Texte intégral
AU NOM DU PEUPLE FRANCAIS
Attendu, selon l’arrêt attaqué (Nîmes, 12 janvier 2016), que Mme X… a été engagée, selon contrat de travail à temps partiel du 2 avril 2009, en qualité d’employée de jardinerie par la société Betty fleurs ; qu’elle a saisi la juridiction prud’homale de demandes tendant notamment à obtenir la requalification de la relation de travail en contrat à temps plein et la résiliation judiciaire de son contrat de travail ; qu’elle a été licenciée pour motif économique le 25 mai 2012 ;
Sur les premier et deuxième moyens :
Attendu qu’il n’y a pas lieu de statuer par une décision spécialement motivée sur les moyens annexés, qui ne sont manifestement pas de nature à entraîner la cassation ;
Sur le troisième moyen, ci-après annexé :
Attendu que l’employeur fait grief à l’arrêt de prononcer la résiliation judiciaire du contrat de travail ;
Mais attendu que le rejet des premier et deuxième moyens prive de portée la première branche qui invoque une cassation par voie de conséquence ;
Et attendu que, sous le couvert de griefs non fondés de violation de la loi et de défaut de base légale, les deuxième, troisième, quatrième et cinquième branches ne tendent qu’à contester l’appréciation par la cour d’appel des éléments de fait qui lui étaient soumis dont elle a pu déduire l’existence de manquements suffisamment graves rendant impossible la poursuite du contrat de travail ;
PAR CES MOTIFS :
REJETTE le pourvoi ;
Condamne la société Betty fleurs aux dépens ;
Vu l’article 700 du code de procédure civile, rejette la demande ;
Ainsi fait et jugé par la Cour de cassation, chambre sociale, et prononcé par le président en son audience publique du onze mai deux mille dix-sept.
MOYENS ANNEXES au présent arrêt
Moyens produits par la SCP Rocheteau et Uzan-Sarano, avocat aux Conseils, pour la société Betty fleurs
PREMIER MOYEN DE CASSATION
Il est fait grief à la décision attaquée D’AVOIR dit que les parties étaient liées par un contrat de travail à temps complet, que Mme X… est donc fondée à solliciter un rappel de salaire à ce titre, réservé pour le surplus, ordonné la réouverture des débats à l’audience du 18 mai 2016 et invité Mme X… à présenter un décompte actualisé prenant en considération ce qui a été jugé dans la décision ;
AUX MOTIFS QUE Sur le non-respect de la durée du temps de travail d’un contrat à temps partiel : Madame X… a été embauchée pour un horaire hebdomadaire de 20 heures, elle produit un décompte des heures effectuées corroborées par des attestations confirmant la présence de la salariée durant toute la journée, le magasin étant ouvert de 8h à 20 heures.

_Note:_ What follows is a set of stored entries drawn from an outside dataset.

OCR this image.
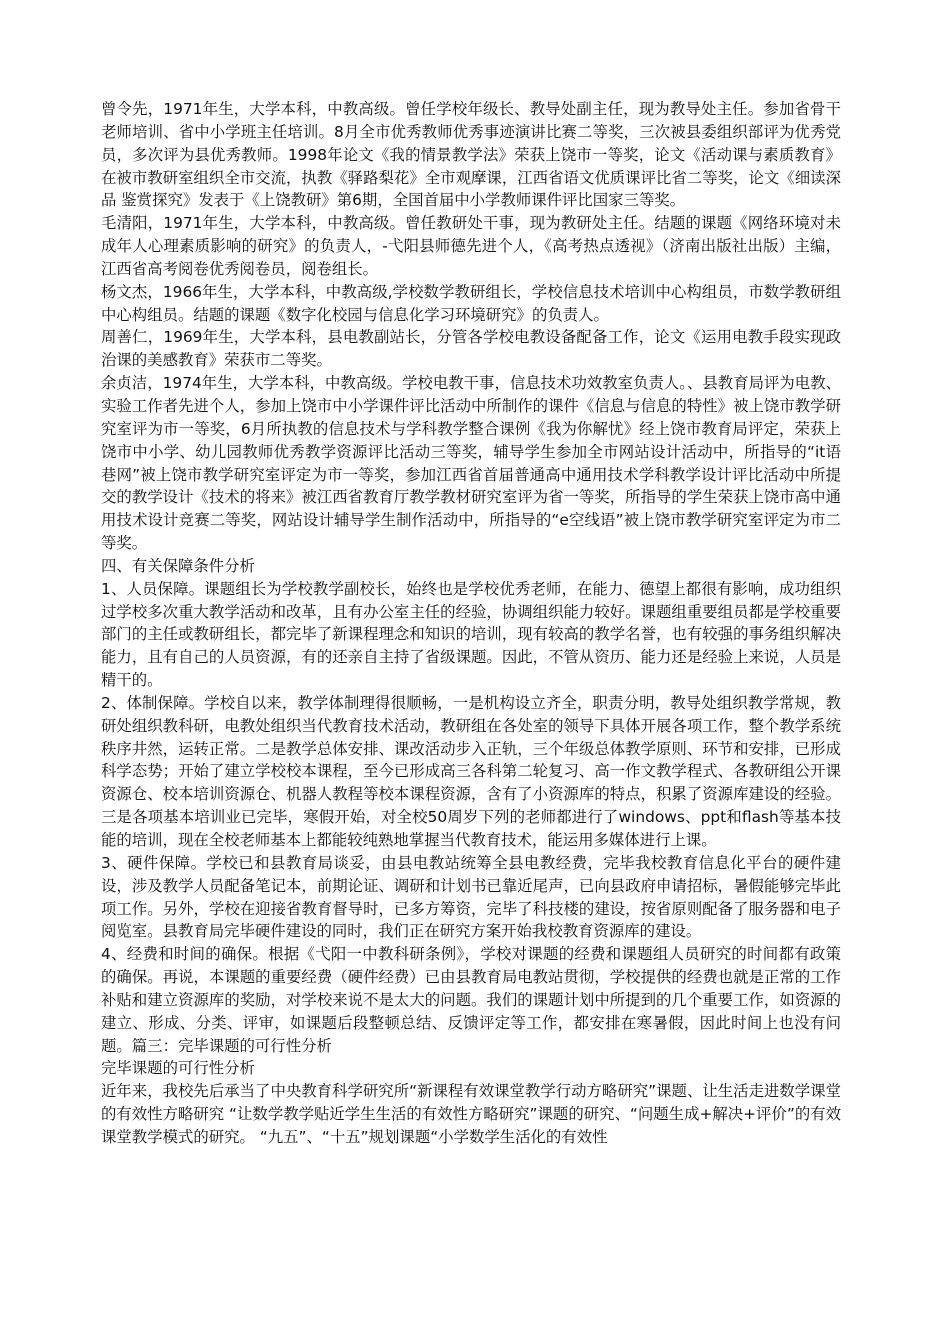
曾令先，1971年生，大学本科，中教高级。曾任学校年级长、教导处副主任，现为教导处主任。参加省骨干老师培训、省中小学班主任培训。8月全市优秀教师优秀事迹演讲比赛二等奖，三次被县委组织部评为优秀党员，多次评为县优秀教师。1998年论文《我的情景教学法》荣获上饶市一等奖，论文《活动课与素质教育》在被市教研室组织全市交流，执教《驿路梨花》全市观摩课，江西省语文优质课评比省二等奖，论文《细读深品 鉴赏探究》发表于《上饶教研》第6期，全国首届中小学教师课件评比国家三等奖。

毛清阳，1971年生，大学本科，中教高级。曾任教研处干事，现为教研处主任。结题的课题《网络环境对未成年人心理素质影响的研究》的负责人，-弋阳县师德先进个人，《高考热点透视》（济南出版社出版）主编，江西省高考阅卷优秀阅卷员，阅卷组长。

杨文杰，1966年生，大学本科，中教高级,学校数学教研组长，学校信息技术培训中心构组员，市数学教研组中心构组员。结题的课题《数字化校园与信息化学习环境研究》的负责人。

周善仁，1969年生，大学本科，县电教副站长，分管各学校电教设备配备工作，论文《运用电教手段实现政治课的美感教育》荣获市二等奖。

余贞洁，1974年生，大学本科，中教高级。学校电教干事，信息技术功效教室负责人。、县教育局评为电教、实验工作者先进个人，参加上饶市中小学课件评比活动中所制作的课件《信息与信息的特性》被上饶市教学研究室评为市一等奖，6月所执教的信息技术与学科教学整合课例《我为你解忧》经上饶市教育局评定，荣获上饶市中小学、幼儿园教师优秀教学资源评比活动三等奖，辅导学生参加全市网站设计活动中，所指导的“it语巷网”被上饶市教学研究室评定为市一等奖，参加江西省首届普通高中通用技术学科教学设计评比活动中所提交的教学设计《技术的将来》被江西省教育厅教学教材研究室评为省一等奖，所指导的学生荣获上饶市高中通用技术设计竞赛二等奖，网站设计辅导学生制作活动中，所指导的“e空线语”被上饶市教学研究室评定为市二等奖。

四、有关保障条件分析

1、人员保障。课题组长为学校教学副校长，始终也是学校优秀老师，在能力、德望上都很有影响，成功组织过学校多次重大教学活动和改革，且有办公室主任的经验，协调组织能力较好。课题组重要组员都是学校重要部门的主任或教研组长，都完毕了新课程理念和知识的培训，现有较高的教学名誉，也有较强的事务组织解决能力，且有自己的人员资源，有的还亲自主持了省级课题。因此，不管从资历、能力还是经验上来说，人员是精干的。

2、体制保障。学校自以来，教学体制理得很顺畅，一是机构设立齐全，职责分明，教导处组织教学常规，教研处组织教科研，电教处组织当代教育技术活动，教研组在各处室的领导下具体开展各项工作，整个教学系统秩序井然，运转正常。二是教学总体安排、课改活动步入正轨，三个年级总体教学原则、环节和安排，已形成科学态势；开始了建立学校校本课程，至今已形成高三各科第二轮复习、高一作文教学程式、各教研组公开课资源仓、校本培训资源仓、机器人教程等校本课程资源，含有了小资源库的特点，积累了资源库建设的经验。三是各项基本培训业已完毕，寒假开始，对全校50周岁下列的老师都进行了windows、ppt和flash等基本技能的培训，现在全校老师基本上都能较纯熟地掌握当代教育技术，能运用多媒体进行上课。

3、硬件保障。学校已和县教育局谈妥，由县电教站统筹全县电教经费，完毕我校教育信息化平台的硬件建设，涉及教学人员配备笔记本，前期论证、调研和计划书已靠近尾声，已向县政府申请招标，暑假能够完毕此项工作。另外，学校在迎接省教育督导时，已多方筹资，完毕了科技楼的建设，按省原则配备了服务器和电子阅览室。县教育局完毕硬件建设的同时，我们正在研究方案开始我校教育资源库的建设。

4、经费和时间的确保。根据《弋阳一中教科研条例》，学校对课题的经费和课题组人员研究的时间都有政策的确保。再说，本课题的重要经费（硬件经费）已由县教育局电教站贯彻，学校提供的经费也就是正常的工作补贴和建立资源库的奖励，对学校来说不是太大的问题。我们的课题计划中所提到的几个重要工作，如资源的建立、形成、分类、评审，如课题后段整顿总结、反馈评定等工作，都安排在寒暑假，因此时间上也没有问题。篇三：完毕课题的可行性分析

完毕课题的可行性分析

近年来，我校先后承当了中央教育科学研究所“新课程有效课堂教学行动方略研究”课题、让生活走进数学课堂的有效性方略研究 “让数学教学贴近学生生活的有效性方略研究”课题的研究、“问题生成+解决+评价”的有效课堂教学模式的研究。 “九五”、“十五”规划课题“小学数学生活化的有效性
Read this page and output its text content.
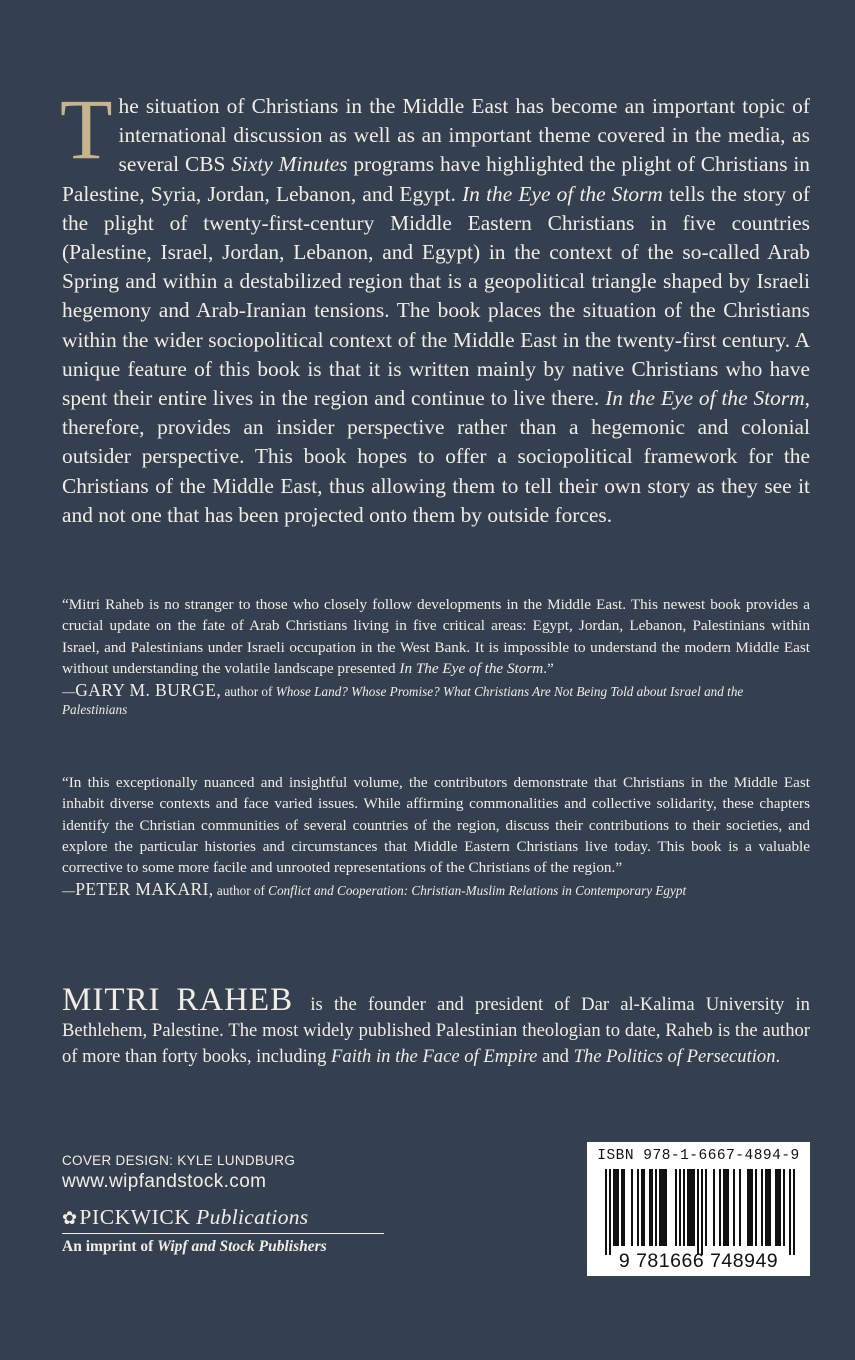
T he situation of Christians in the Middle East has become an important topic of international discussion as well as an important theme covered in the media, as several CBS Sixty Minutes programs have highlighted the plight of Christians in Palestine, Syria, Jordan, Lebanon, and Egypt. In the Eye of the Storm tells the story of the plight of twenty-first-century Middle Eastern Christians in five countries (Palestine, Israel, Jordan, Lebanon, and Egypt) in the context of the so-called Arab Spring and within a destabilized region that is a geopolitical triangle shaped by Israeli hegemony and Arab-Iranian tensions. The book places the situation of the Christians within the wider sociopolitical context of the Middle East in the twenty-first century. A unique feature of this book is that it is written mainly by native Christians who have spent their entire lives in the region and continue to live there. In the Eye of the Storm, therefore, provides an insider perspective rather than a hegemonic and colonial outsider perspective. This book hopes to offer a sociopolitical framework for the Christians of the Middle East, thus allowing them to tell their own story as they see it and not one that has been projected onto them by outside forces.

“Mitri Raheb is no stranger to those who closely follow developments in the Middle East. This newest book provides a crucial update on the fate of Arab Christians living in five critical areas: Egypt, Jordan, Lebanon, Palestinians within Israel, and Palestinians under Israeli occupation in the West Bank. It is impossible to understand the modern Middle East without understanding the volatile landscape presented In The Eye of the Storm.”
—GARY M. BURGE, author of Whose Land? Whose Promise? What Christians Are Not Being Told about Israel and the Palestinians
“In this exceptionally nuanced and insightful volume, the contributors demonstrate that Christians in the Middle East inhabit diverse contexts and face varied issues. While affirming commonalities and collective solidarity, these chapters identify the Christian communities of several countries of the region, discuss their contributions to their societies, and explore the particular histories and circumstances that Middle Eastern Christians live today. This book is a valuable corrective to some more facile and unrooted representations of the Christians of the region.”
—PETER MAKARI, author of Conflict and Cooperation: Christian-Muslim Relations in Contemporary Egypt

MITRI RAHEB is the founder and president of Dar al-Kalima University in Bethlehem, Palestine. The most widely published Palestinian theologian to date, Raheb is the author of more than forty books, including Faith in the Face of Empire and The Politics of Persecution.

COVER DESIGN: KYLE LUNDBURG
www.wipfandstock.com
✿PICKWICK Publications
An imprint of Wipf and Stock Publishers
ISBN 978-1-6667-4894-9
9 781666 748949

L’employeur rétorque que dans son courrier du 30 mai 2011 la salariée indiquait travailler 20 heures par semaine, or ce courrier précise bien que cet horaire n’est applicable que depuis le mois de juillet 2010 ce dont la salariée tient compte dans son décompte dans lequel elle indique qu’à compter du mois de juillet 2010 elle ne travaillerait plus que 20 heures par semaine. L’employeur ne fournit aucun élément concernant les heures réellement accomplies par la salariée. En outre Messieurs Joël et Jonathan Y…ainsi que Madame Christiane Z…, gérant et cogérants de la société ont été condamnés par le tribunal correctionnel de Tarascon le 5 novembre 2013 pour exécution d’un travail dissimulé concernant des salariés des établissements d’Avignon et de Montfavet. Il convient pour toutes ces raisons de requalifier en contrats de travail à temps complet le contrat de travail à temps partiel conclu par les parties ;
1°) ALORS QU’en cas de litige relatif à l’existence ou au nombre d’heures de travail accomplies, il appartient au salarié d’étayer sa demande par la production d’éléments quant aux horaires effectivement réalisés, suffisamment précis pour permettre à l’employeur de répondre en fournissant ses propres éléments ; qu’à cet égard, des attestations de collègues de travail ne faisant pas état de faits directement constatés par les attestations, ne sauraient constituer des éléments suffisamment précis quant aux horaires revendiqués, pour permettre une réponse de l’employeur, et donc étayer la demande du salarié ; qu’en l’espèce, en considérant que les attestations produites par la salariée étaient de nature à étayer sa demande et donc à justifier de l’accomplissement d’heures complémentaires portant sa durée de travail à un temps complet, sans même constater qu’elles faisaient été de faits directement constatés par les auteurs desdites attestations, la cour d’appel a privé sa décision de base légale au regard de l’article L. 3171-4 du code du travail, ensemble l’article 202 du code de procédure civile ;
2°) ALORS QU’en cas de litige relatif à l’existence ou au nombre d’heures de travail accomplies, il appartient au salarié d’étayer sa demande par la production d’éléments quant aux horaires effectivement réalisés, suffisamment précis pour permettre à l’employeur de répondre en fournissant ses propres éléments ; que si un décompte même établi unilatéralement peut venir étayer la demande, encore faut-il que ce décompte soit suffisamment précis sur les horaires revendiqués ; qu’en l’espèce, la société Betty Fleurs soulignait, comme l’avait du reste retenu le conseil de prud’hommes, que le décompte fourni par la salariée ne pouvaient étayer sa demande, étant imprécis et n’étant corroboré par aucun autre élément ; que la cour d’appel, en se bornant à relever l’existence d’un décompte, sans aucunement caractériser sa précision suffisante pour étayer la demande, et en invitant Mme X… à présenter ultérieurement un nouveau décompte, a privé sa décision de base légale au regard de l’article L. 3171-4 du code du travail.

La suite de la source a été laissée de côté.